Choice, freedom and governance

Choice and being able to make choices are fundamental for freedom. By no means does that freedom have to be wrapped in a democratic style of governance. However we have come to link the two as if one can not live without the other. With all the revolutions in the Middle East we are living through a time where freedom of choice is being expressed by the people. Often these people live in Autocratic societies.
Now, as an outsider, I know that I should have no say in how these people choose to be governed, that is up to them. When I hear leaders (as has Canada’s leader) call for regime change, I feel the bullet of oppression rip through the right to self-determination. I am all for ending the violence in these revolutionized countries but I do not want to support war mongering or anything else that will cause more bloodshed. Furthermore I do not want to force a system of government on anyone.

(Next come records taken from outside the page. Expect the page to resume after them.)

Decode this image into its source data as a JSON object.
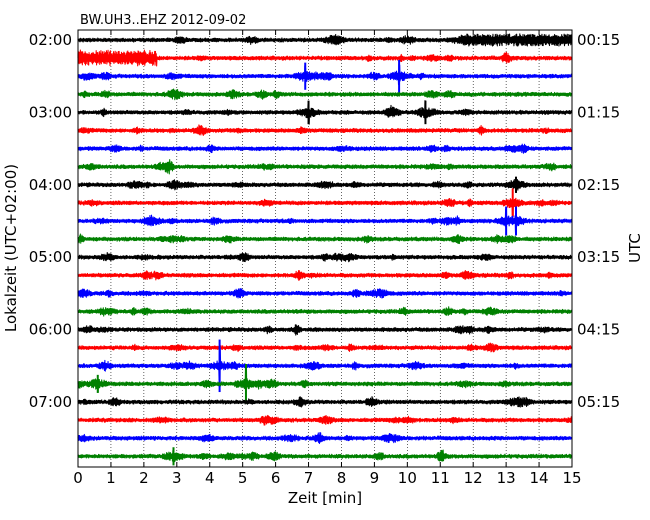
{
  "chart_data": {
    "type": "line",
    "chart_kind": "dayplot-seismogram",
    "title": "BW.UH3..EHZ 2012-09-02",
    "xlabel": "Zeit  [min]",
    "ylabel_left": "Lokalzeit (UTC+02:00)",
    "ylabel_right": "UTC",
    "xlim": [
      0,
      15
    ],
    "x_ticks": [
      0,
      1,
      2,
      3,
      4,
      5,
      6,
      7,
      8,
      9,
      10,
      11,
      12,
      13,
      14,
      15
    ],
    "x_tick_labels": [
      "0",
      "1",
      "2",
      "3",
      "4",
      "5",
      "6",
      "7",
      "8",
      "9",
      "10",
      "11",
      "12",
      "13",
      "14",
      "15"
    ],
    "vertical_grid": "dotted, every minute",
    "trace_colors": [
      "#000000",
      "#ff0000",
      "#0000ff",
      "#008000"
    ],
    "trace_interval_minutes": 15,
    "traces_count": 24,
    "left_time_labels": [
      "02:00",
      "03:00",
      "04:00",
      "05:00",
      "06:00",
      "07:00"
    ],
    "right_time_labels": [
      "00:15",
      "01:15",
      "02:15",
      "03:15",
      "04:15",
      "05:15"
    ],
    "left_label_trace_index": [
      0,
      4,
      8,
      12,
      16,
      20
    ],
    "right_label_trace_index": [
      0,
      4,
      8,
      12,
      16,
      20
    ],
    "events": [
      {
        "trace": 0,
        "start": 11.2,
        "end": 15.0,
        "amplitude": 0.55,
        "type": "sustained"
      },
      {
        "trace": 1,
        "start": 0.0,
        "end": 2.4,
        "amplitude": 0.75,
        "type": "sustained"
      },
      {
        "trace": 0,
        "time": 7.8,
        "amplitude": 0.5,
        "type": "spike"
      },
      {
        "trace": 2,
        "time": 6.9,
        "amplitude": 1.5,
        "type": "spike"
      },
      {
        "trace": 2,
        "time": 9.75,
        "amplitude": 1.8,
        "type": "spike"
      },
      {
        "trace": 4,
        "time": 7.0,
        "amplitude": 1.3,
        "type": "spike"
      },
      {
        "trace": 4,
        "time": 10.55,
        "amplitude": 1.3,
        "type": "spike"
      },
      {
        "trace": 8,
        "time": 13.3,
        "amplitude": 0.9,
        "type": "spike"
      },
      {
        "trace": 9,
        "time": 13.2,
        "amplitude": 1.6,
        "type": "spike"
      },
      {
        "trace": 10,
        "time": 13.0,
        "amplitude": 1.6,
        "type": "spike"
      },
      {
        "trace": 10,
        "time": 13.3,
        "amplitude": 1.6,
        "type": "spike"
      },
      {
        "trace": 18,
        "time": 4.3,
        "amplitude": 2.9,
        "type": "spike"
      },
      {
        "trace": 19,
        "time": 5.1,
        "amplitude": 2.2,
        "type": "spike"
      },
      {
        "trace": 19,
        "time": 0.6,
        "amplitude": 1.0,
        "type": "spike"
      },
      {
        "trace": 23,
        "time": 2.9,
        "amplitude": 1.0,
        "type": "spike"
      }
    ]
  }
}
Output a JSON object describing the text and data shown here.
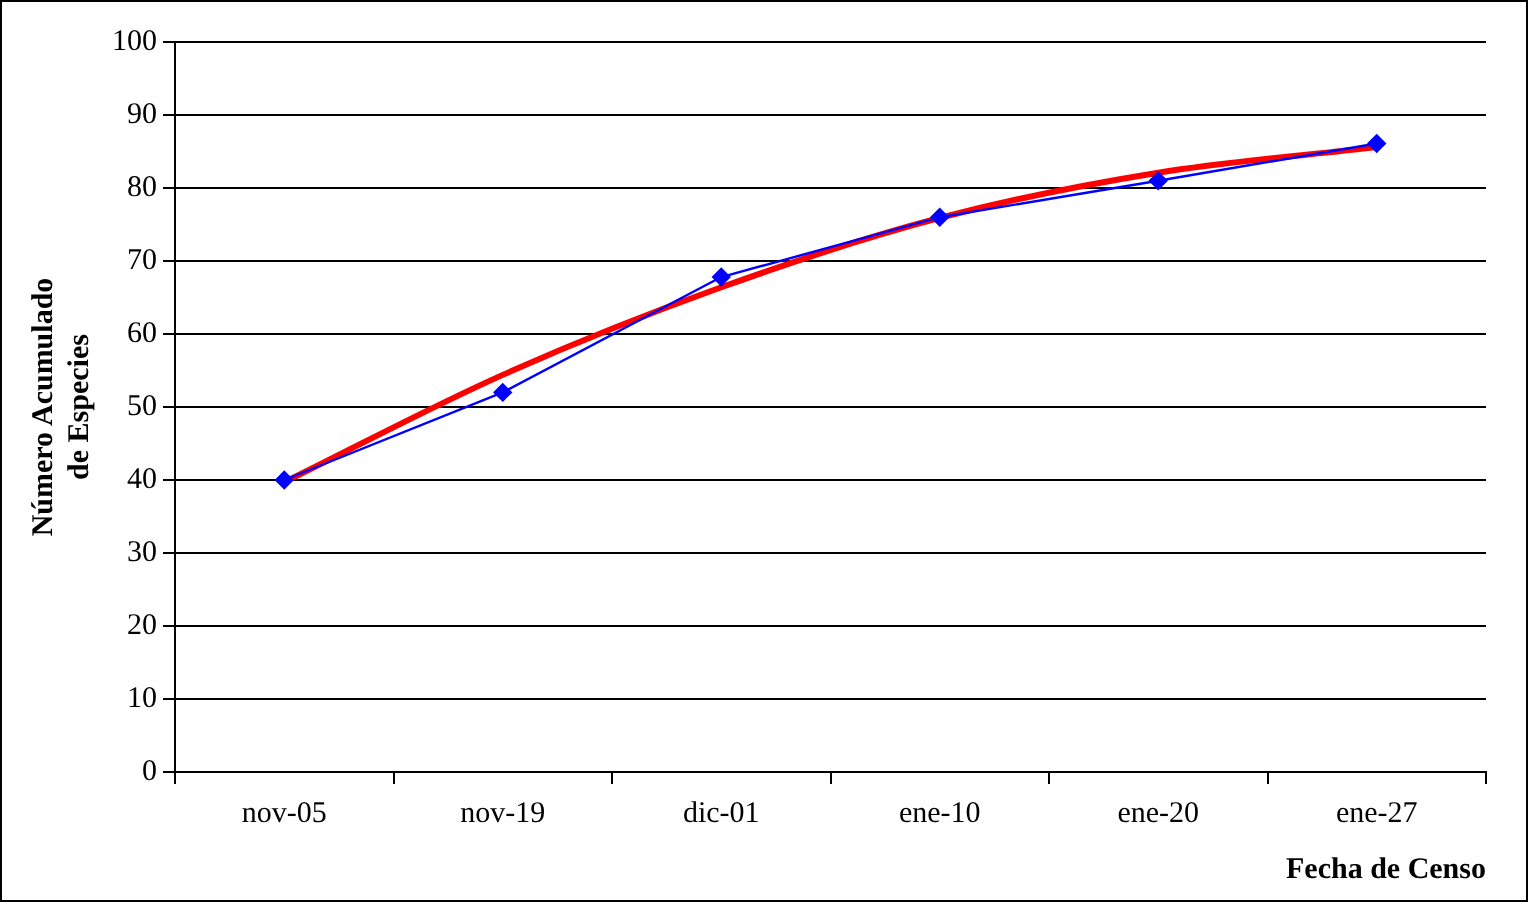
{
  "chart_data": {
    "type": "line",
    "xlabel": "Fecha de Censo",
    "ylabel": "Número Acumulado\nde Especies",
    "categories": [
      "nov-05",
      "nov-19",
      "dic-01",
      "ene-10",
      "ene-20",
      "ene-27"
    ],
    "series": [
      {
        "color": "#0000ff",
        "values": [
          40,
          52,
          67.8,
          76,
          81,
          86.1
        ],
        "marker": "diamond"
      },
      {
        "color": "#ff0000",
        "values": [
          39.7,
          54.4,
          66.4,
          75.9,
          82.1,
          85.6
        ],
        "marker": "none"
      }
    ],
    "ylim": [
      0,
      100
    ],
    "yticks": [
      0,
      10,
      20,
      30,
      40,
      50,
      60,
      70,
      80,
      90,
      100
    ],
    "grid": "y",
    "legend": false
  }
}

In Syria we have many countries flapping their mouths off about regime change. These same countries are providing support as well in the form of weapons and training. What is really surprising is that the support is given to opposition forces that have very little support amongst the people within Syria. By supporting these opposition forces we are supporting a group that represents a minority seeking power and using force to get that power. This is the very thing the revolution sought to end in the first place.
Over the course of events in Syria I have sided with the plan in which Russia and China have always stated. That being a coalition of leaders meeting with the Syrian government to hammer out a peace plan. Doing this will ensure sovereignty, legitimacy and hopefully a quicker agreement to a ceasefire agreement. At the outset the other three permanent members of the United Nations Security Council have fought those plans, which in the meantime more people of been killed. Somehow the popular perception has it that Russian and China are the ones that have been blocking peace efforts. The fact is opposite.
The people of Syria need to be given the chance to exercise their will to run their own country. That is their right and their freedom. If they want to be ruled by a monarchy or dictator so be it. What ever format they choose to make that choice we must support. Now of course the international community has to abide by international law and human rights. So we can not support a system that selects a leader by shooting each other.
Now to throw even more mud into the mix. The international community may be ethically bound to stop  violent conflicts, legally there are no grounds to do so unless such violence spills into neighbouring countries. This has not happened in Syria. However there are forces outside of Syria going in.
In Syria, the path to peace is to support the people of Syria. That path is through the existing government and a ceasefire agreement with all opposition forces. This is the support in which the international community has always been asked to provide: The support of the current government to uphold the current laws and constitution of the sovereign state.  With that the international community has limited that support if a government is actively killing its own people such as genocides. In such a case regime change is deemed necessary.

In conclusion, the international community must support the people in its right to choose the system and the leadership of their own country. Those rights must be protected up to the point where the system used threatens regional peace or threatens an unequal section of the population (what ever that is).